Our son is a fucking idiot though. But one out of two isn’t bad.
Today we took her to buy her first bike for her birthday. Last night she’d asked for a car - I think she meant a toy one that she could sit in, but she seemed to have specific ideas of driving away from home in the rain, so maybe not. But it brought home the hard truth that every step she makes takes her a little further along the path to independence and makes us ever less necessary.
But I am trying to stay in the moment and enjoy her company rather than fret about the time when she will leave me.
She whizzed around the shop floor on the Frozen bike that she had selected, wearing her Frozen helmet, whilst I wished we could be frozen in time and be here forever. But I understand the nature of time. And stopping it is not only a real pain, but also messes up so many other things that it’s probably not worth it.
How was I even a person without these tiny idiots to hang around with?
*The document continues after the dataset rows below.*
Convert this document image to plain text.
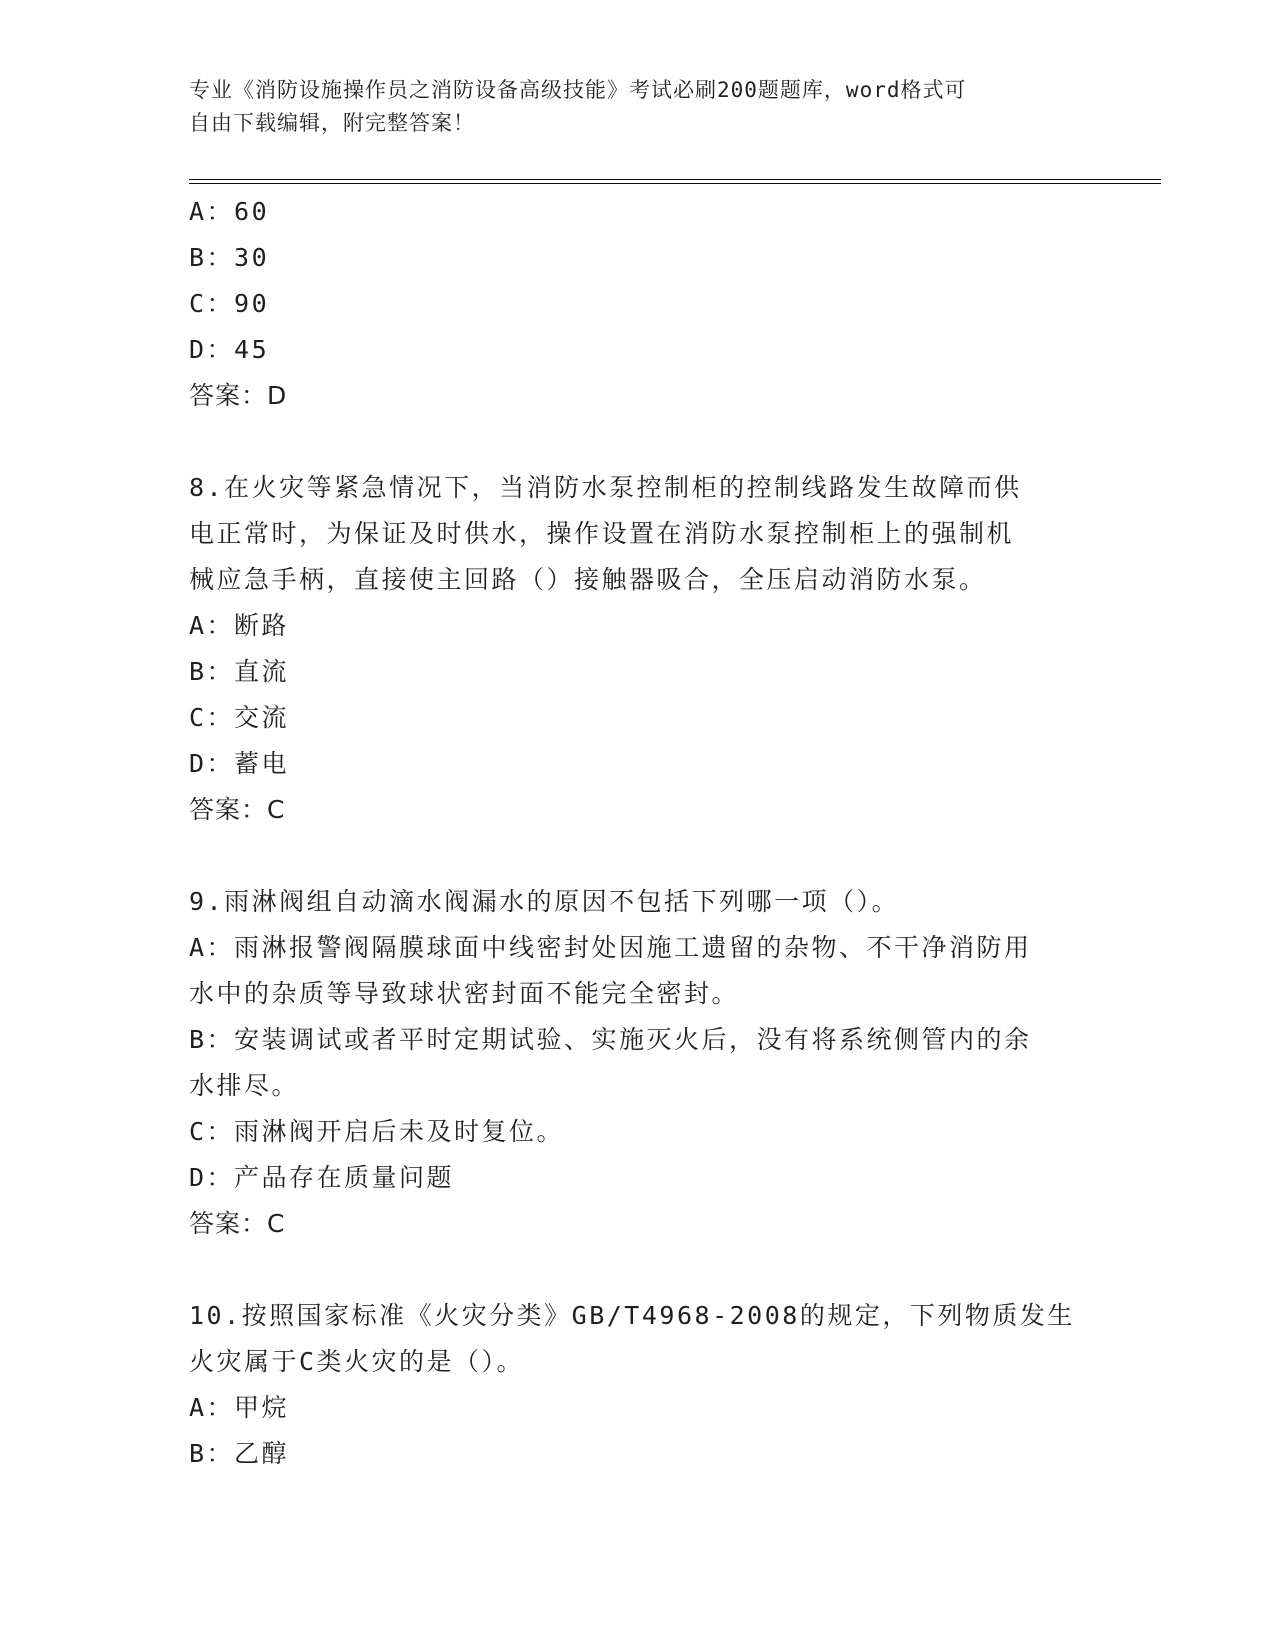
专业《消防设施操作员之消防设备高级技能》考试必刷200题题库，word格式可
自由下载编辑，附完整答案！
A：60
B：30
C：90
D：45
答案：D
8.在火灾等紧急情况下，当消防水泵控制柜的控制线路发生故障而供
电正常时，为保证及时供水，操作设置在消防水泵控制柜上的强制机
械应急手柄，直接使主回路（）接触器吸合，全压启动消防水泵。
A：断路
B：直流
C：交流
D：蓄电
答案：C
9.雨淋阀组自动滴水阀漏水的原因不包括下列哪一项（）。
A：雨淋报警阀隔膜球面中线密封处因施工遗留的杂物、不干净消防用
水中的杂质等导致球状密封面不能完全密封。
B：安装调试或者平时定期试验、实施灭火后，没有将系统侧管内的余
水排尽。
C：雨淋阀开启后未及时复位。
D：产品存在质量问题
答案：C
10.按照国家标准《火灾分类》GB/T4968-2008的规定，下列物质发生
火灾属于C类火灾的是（）。
A：甲烷
B：乙醇
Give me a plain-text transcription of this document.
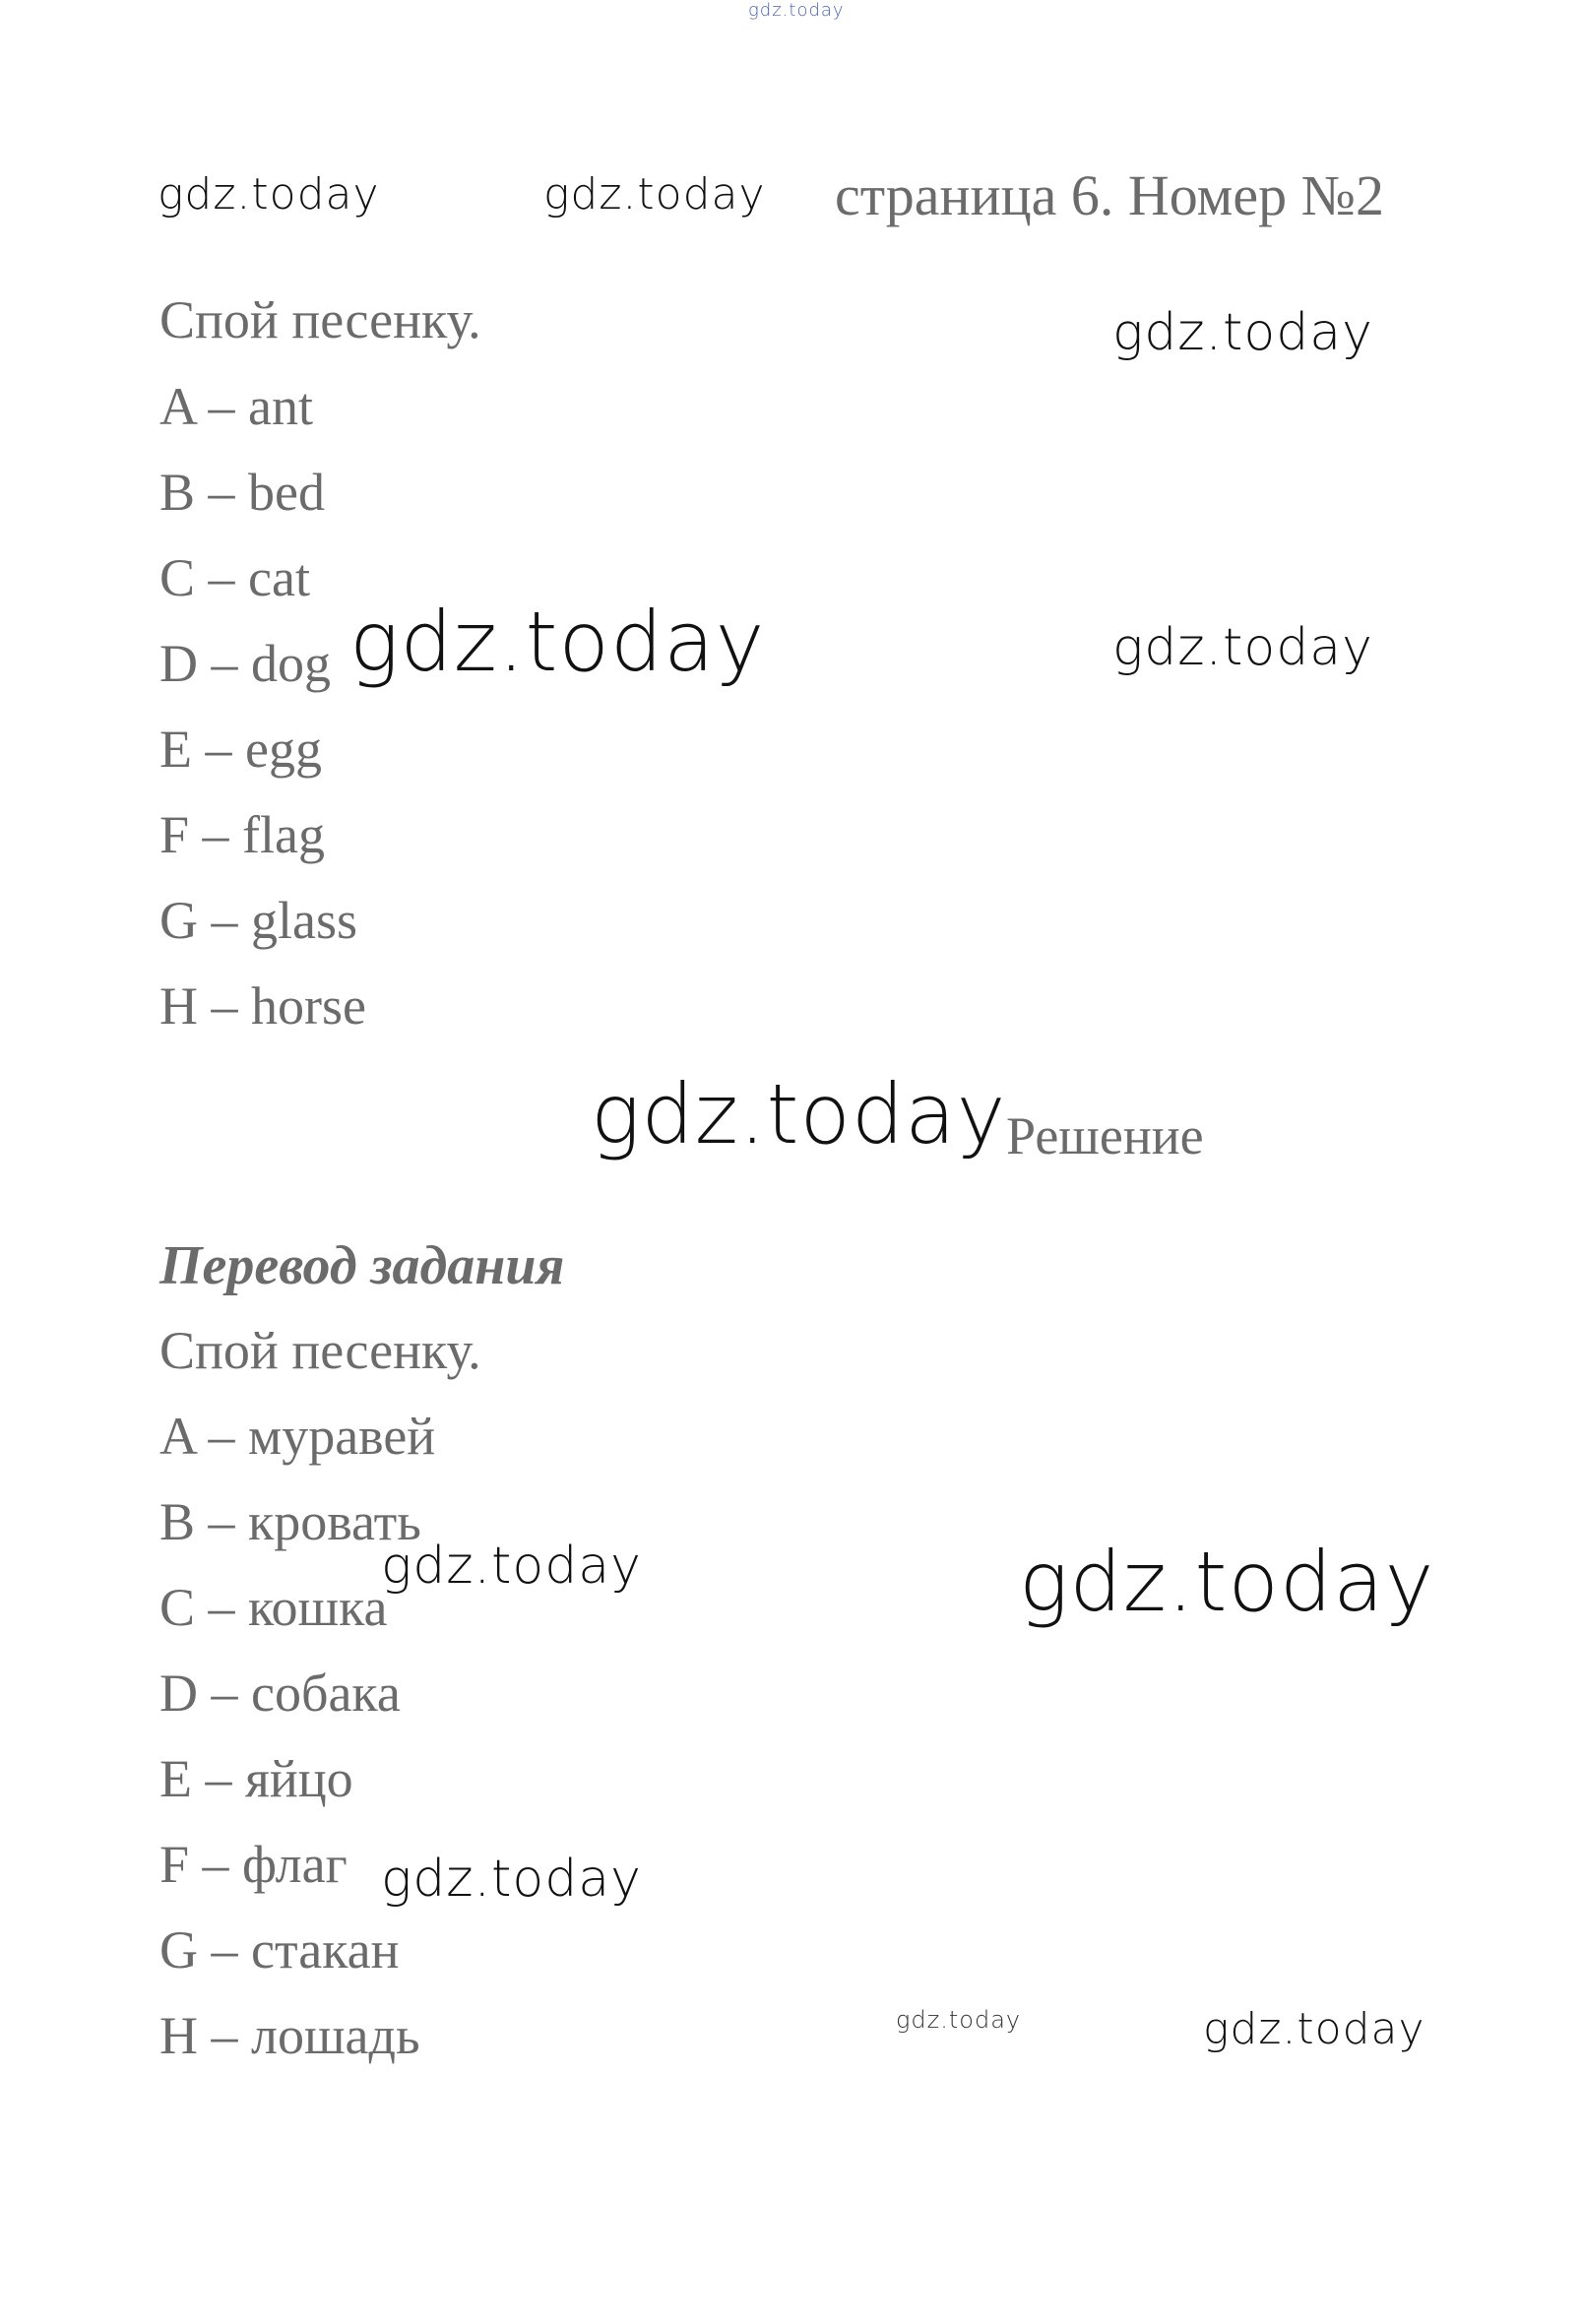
gdz.today
gdz.today	gdz.today
gdz.today
gdz.today	gdz.today
gdz.today
gdz.today	gdz.today
gdz.today
gdz.today	gdz.today
страница 6. Номер №2
Спой песенку.
A – ant
B – bed
C – cat
D – dog
E – egg
F – flag
G – glass
H – horse
Решение
Перевод задания
Спой песенку.
A – муравей
B – кровать
C – кошка
D – собака
E – яйцо
F – флаг
G – стакан
H – лошадь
Time is of course flying by, but that’s its nature. When I lived in my flat in Balham, every time I bought the Sunday papers and looked at the Culture section of the Sunday Times, I would marvel at how quickly the week had gone. It didn’t seem like seven days since I’d last looked at the Culture section and thought about how quickly the previous seven days had gone. There’s been over a thousand Culture sections since then. I don’t even get the Sunday Times any more because I don’t live in the 20th Century and yet still I think about those 1990s Culture sections and how many Culture sections have gone by. How many more Culture sections do I have in me? Will I outlast the Culture section or will it outlast me?
Imagine if I’d bought all 1000 Culture sections and put them in a pile. I could have won the Turner Prize. I can’t believe I haven’t won it for my other art already. Ian Turner is a fucking dick.
Anyway my little girl is starting the long bike ride away from me, yet somehow it was still a joyous thing to see her pedalling around. She’s only a couple of hundred Culture sections old. Hopefully she will outlive newspapers all together. But most of us might do that.
I listened to a lot of Jon Ronson podcasts ahead of tomorrow’s RHLSTP and they are just brilliant.
Do check out his work. It’s astonishingly clever, witty and humane. Can’t wait to chat with him again.